Le 26 février 2007, Bakchich parlait de « Grand mythomane devant l’éternel, spécialiste des versions successives et contradictoires » à propos d’Imad Lahoud.

090906 lahoud-villepin.jpgQuelques jours plus tard, le 15 mars, c’était au tour de l’hebdomadaire Le Point de confirmer: « habile, fuyant et provocateur, changeant de peau et de registre avec un naturel désarmant, insaisissable et pourtant pris au piège de ses contradictions ».

Les commentaires sur la personnalité du personnage qui est au cœur de l’affaire Clearstream sont multiples, et pourtant tous concordants…

Le 26 novembre 2008, toujours dans Le Point, on apprenait qu’après avoir longtemps nié en être l’auteur, Imad Lahoud reconnaissait les falsifications de fichier, ajoutant avoir effectué au moins une partie de la besogne dans le bureau d'Yves Bertrand, sans toutefois être en mesure de décrire le lieu. Après l’avoir longtemps nié également, il a aussi un jour déclaré avoir rencontré Nicolas Sarkozy à deux reprises en 2004, ce que l’actuel locataire de l’Elysée dément.

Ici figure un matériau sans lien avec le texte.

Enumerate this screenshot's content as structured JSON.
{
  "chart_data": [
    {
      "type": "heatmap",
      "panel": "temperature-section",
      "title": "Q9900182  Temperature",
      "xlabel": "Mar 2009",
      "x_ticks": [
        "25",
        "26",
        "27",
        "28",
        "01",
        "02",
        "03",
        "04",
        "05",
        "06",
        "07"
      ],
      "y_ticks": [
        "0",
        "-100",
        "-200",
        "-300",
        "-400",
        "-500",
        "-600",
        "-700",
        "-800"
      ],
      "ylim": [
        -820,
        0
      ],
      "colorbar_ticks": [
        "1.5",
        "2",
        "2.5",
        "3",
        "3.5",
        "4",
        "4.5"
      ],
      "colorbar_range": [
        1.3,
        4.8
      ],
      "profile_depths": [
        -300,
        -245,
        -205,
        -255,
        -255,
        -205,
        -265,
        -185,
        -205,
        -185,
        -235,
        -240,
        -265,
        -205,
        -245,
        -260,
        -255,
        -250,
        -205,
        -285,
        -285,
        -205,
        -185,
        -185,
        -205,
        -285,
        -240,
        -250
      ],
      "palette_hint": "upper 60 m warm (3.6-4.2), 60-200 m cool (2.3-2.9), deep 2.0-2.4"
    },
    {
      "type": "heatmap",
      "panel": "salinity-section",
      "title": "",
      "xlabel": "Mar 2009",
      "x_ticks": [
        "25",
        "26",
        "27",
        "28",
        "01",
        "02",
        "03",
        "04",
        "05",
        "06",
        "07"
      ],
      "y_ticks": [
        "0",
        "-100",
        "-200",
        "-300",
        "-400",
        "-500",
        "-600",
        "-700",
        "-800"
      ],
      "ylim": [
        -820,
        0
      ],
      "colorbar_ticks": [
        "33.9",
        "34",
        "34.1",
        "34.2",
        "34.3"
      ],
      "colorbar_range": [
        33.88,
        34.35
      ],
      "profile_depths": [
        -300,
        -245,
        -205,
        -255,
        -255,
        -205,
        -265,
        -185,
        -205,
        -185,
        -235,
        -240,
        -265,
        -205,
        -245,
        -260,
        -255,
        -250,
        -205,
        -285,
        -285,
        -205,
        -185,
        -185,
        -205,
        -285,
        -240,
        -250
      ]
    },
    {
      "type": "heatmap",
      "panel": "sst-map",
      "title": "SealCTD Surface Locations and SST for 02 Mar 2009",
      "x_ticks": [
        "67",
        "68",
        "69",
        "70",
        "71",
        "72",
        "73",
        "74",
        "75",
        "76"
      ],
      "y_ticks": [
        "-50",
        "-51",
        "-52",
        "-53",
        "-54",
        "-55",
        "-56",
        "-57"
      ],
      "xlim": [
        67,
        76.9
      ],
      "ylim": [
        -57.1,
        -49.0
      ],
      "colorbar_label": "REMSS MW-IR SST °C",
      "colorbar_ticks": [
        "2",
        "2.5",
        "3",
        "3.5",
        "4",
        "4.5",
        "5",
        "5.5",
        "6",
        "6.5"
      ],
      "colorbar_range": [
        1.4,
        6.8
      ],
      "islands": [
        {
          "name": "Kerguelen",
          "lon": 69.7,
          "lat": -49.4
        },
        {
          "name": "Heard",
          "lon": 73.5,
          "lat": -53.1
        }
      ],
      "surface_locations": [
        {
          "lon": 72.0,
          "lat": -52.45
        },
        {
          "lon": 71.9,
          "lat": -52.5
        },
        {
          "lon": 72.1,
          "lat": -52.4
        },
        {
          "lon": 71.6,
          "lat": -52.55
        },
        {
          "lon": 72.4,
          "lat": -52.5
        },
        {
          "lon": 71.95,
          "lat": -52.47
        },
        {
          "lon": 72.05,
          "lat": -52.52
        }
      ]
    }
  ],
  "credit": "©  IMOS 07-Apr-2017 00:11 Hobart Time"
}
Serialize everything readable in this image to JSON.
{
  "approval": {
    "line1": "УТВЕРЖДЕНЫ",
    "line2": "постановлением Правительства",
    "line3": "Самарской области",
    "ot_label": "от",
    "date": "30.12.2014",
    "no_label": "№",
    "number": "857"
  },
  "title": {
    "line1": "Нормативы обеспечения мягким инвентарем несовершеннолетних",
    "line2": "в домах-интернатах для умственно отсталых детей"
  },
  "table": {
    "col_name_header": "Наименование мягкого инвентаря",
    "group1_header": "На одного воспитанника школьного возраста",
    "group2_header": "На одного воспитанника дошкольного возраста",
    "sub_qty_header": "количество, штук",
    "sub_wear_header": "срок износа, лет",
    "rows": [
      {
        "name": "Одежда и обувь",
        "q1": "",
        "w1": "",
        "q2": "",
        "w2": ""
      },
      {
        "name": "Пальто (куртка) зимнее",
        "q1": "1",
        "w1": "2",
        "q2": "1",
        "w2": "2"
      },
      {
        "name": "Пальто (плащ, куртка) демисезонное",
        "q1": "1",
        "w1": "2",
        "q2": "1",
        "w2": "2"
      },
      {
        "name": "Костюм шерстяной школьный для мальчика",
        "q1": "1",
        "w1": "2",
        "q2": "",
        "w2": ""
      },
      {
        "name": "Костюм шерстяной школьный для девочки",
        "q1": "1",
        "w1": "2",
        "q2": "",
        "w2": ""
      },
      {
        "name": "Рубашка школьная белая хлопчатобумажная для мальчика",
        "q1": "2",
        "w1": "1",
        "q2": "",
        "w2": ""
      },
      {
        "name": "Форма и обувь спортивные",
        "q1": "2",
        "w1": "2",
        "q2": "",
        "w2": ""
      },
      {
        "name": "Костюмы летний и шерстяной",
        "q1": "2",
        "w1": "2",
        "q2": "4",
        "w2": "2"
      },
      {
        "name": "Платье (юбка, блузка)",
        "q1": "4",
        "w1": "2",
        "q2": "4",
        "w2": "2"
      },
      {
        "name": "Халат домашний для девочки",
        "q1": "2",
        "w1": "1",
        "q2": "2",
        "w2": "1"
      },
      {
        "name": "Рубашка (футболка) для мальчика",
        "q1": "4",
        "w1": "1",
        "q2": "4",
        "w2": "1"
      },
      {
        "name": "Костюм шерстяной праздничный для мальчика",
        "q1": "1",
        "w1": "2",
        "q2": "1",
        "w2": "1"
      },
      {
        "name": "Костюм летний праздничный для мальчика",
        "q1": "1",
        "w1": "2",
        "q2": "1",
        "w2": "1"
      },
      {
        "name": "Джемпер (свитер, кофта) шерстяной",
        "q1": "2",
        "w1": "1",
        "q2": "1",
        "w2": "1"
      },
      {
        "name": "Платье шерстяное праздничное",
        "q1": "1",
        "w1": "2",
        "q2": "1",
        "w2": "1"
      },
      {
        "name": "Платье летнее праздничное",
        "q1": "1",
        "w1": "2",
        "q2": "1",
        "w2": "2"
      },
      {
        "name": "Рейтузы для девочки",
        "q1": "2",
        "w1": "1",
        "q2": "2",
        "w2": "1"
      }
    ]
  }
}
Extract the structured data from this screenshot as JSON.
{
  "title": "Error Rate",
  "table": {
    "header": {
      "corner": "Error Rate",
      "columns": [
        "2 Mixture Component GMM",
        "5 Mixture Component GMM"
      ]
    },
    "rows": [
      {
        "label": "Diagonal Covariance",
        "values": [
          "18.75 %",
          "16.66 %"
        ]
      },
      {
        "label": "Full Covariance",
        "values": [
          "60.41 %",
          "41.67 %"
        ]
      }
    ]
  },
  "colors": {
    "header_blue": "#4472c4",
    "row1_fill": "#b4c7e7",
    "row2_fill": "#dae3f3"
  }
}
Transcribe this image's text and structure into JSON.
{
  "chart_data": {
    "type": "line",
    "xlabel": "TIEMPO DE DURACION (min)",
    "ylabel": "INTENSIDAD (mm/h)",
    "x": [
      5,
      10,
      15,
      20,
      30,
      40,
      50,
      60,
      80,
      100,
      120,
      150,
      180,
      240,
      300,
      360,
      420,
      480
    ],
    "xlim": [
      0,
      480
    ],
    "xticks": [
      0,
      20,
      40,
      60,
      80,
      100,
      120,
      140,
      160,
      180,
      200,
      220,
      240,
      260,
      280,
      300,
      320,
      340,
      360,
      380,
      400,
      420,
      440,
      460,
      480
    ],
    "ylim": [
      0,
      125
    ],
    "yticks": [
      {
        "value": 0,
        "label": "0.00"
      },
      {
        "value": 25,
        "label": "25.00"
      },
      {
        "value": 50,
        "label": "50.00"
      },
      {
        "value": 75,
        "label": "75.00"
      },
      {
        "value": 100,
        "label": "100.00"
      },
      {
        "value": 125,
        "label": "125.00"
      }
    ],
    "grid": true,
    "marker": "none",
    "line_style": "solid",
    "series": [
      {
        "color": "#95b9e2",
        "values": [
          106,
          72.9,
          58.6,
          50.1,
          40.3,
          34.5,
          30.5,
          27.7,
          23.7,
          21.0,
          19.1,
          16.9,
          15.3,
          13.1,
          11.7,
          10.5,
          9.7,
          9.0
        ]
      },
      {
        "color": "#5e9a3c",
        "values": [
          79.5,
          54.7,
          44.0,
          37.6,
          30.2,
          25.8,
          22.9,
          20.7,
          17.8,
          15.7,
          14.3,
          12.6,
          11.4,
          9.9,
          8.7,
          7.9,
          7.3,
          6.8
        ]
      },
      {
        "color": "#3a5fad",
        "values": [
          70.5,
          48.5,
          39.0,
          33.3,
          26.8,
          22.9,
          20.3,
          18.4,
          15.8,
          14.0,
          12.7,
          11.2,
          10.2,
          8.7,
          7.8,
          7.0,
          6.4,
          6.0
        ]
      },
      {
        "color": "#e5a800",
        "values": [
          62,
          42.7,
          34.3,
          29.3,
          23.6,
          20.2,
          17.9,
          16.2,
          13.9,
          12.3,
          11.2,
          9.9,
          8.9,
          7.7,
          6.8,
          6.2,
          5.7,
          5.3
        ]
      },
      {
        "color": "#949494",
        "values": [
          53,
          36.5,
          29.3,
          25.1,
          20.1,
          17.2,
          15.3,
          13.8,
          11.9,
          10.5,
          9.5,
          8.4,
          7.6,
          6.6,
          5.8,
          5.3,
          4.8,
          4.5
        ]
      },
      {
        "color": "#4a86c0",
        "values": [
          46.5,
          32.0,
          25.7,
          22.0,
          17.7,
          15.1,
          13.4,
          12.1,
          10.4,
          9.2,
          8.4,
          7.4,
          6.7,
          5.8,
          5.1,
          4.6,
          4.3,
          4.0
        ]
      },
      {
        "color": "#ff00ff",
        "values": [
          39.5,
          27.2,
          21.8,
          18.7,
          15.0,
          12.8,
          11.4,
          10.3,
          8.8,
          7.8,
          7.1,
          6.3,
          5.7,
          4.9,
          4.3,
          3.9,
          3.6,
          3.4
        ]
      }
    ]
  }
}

Bref, on peut aisément mesurer le crédit à apporter aux révélations du JDD ce week-end.

Mais après que le procureur Marin soit intervenu sur Europe 1, il convient surtout de se demander pourquoi la presse accouche d’une déposition de décembre 2008 près de neuf mois après avoir été recueillie par le juge, à deux semaines seulement du début du procès Clearstream, qui y a intérêt, qui a balancé, et de revenir sur les conditions dans lesquelles les dernières confidences d’Imad Lahoud ont été recueillies.

Ce dernier point n’est pas sans intérêt.

Souvenons-nous que le président de la République, alors qu’il est partie civile dans le dossier, avait différé la mutation du juge Henri Pons afin qu’il puisse clore l’instruction de l’affaire Clearstream. Ainsi, avec son collègue d’Huy, il a pu signer l’ordonnance de renvoi devant le tribunal correctionnel le 17 novembre 2008.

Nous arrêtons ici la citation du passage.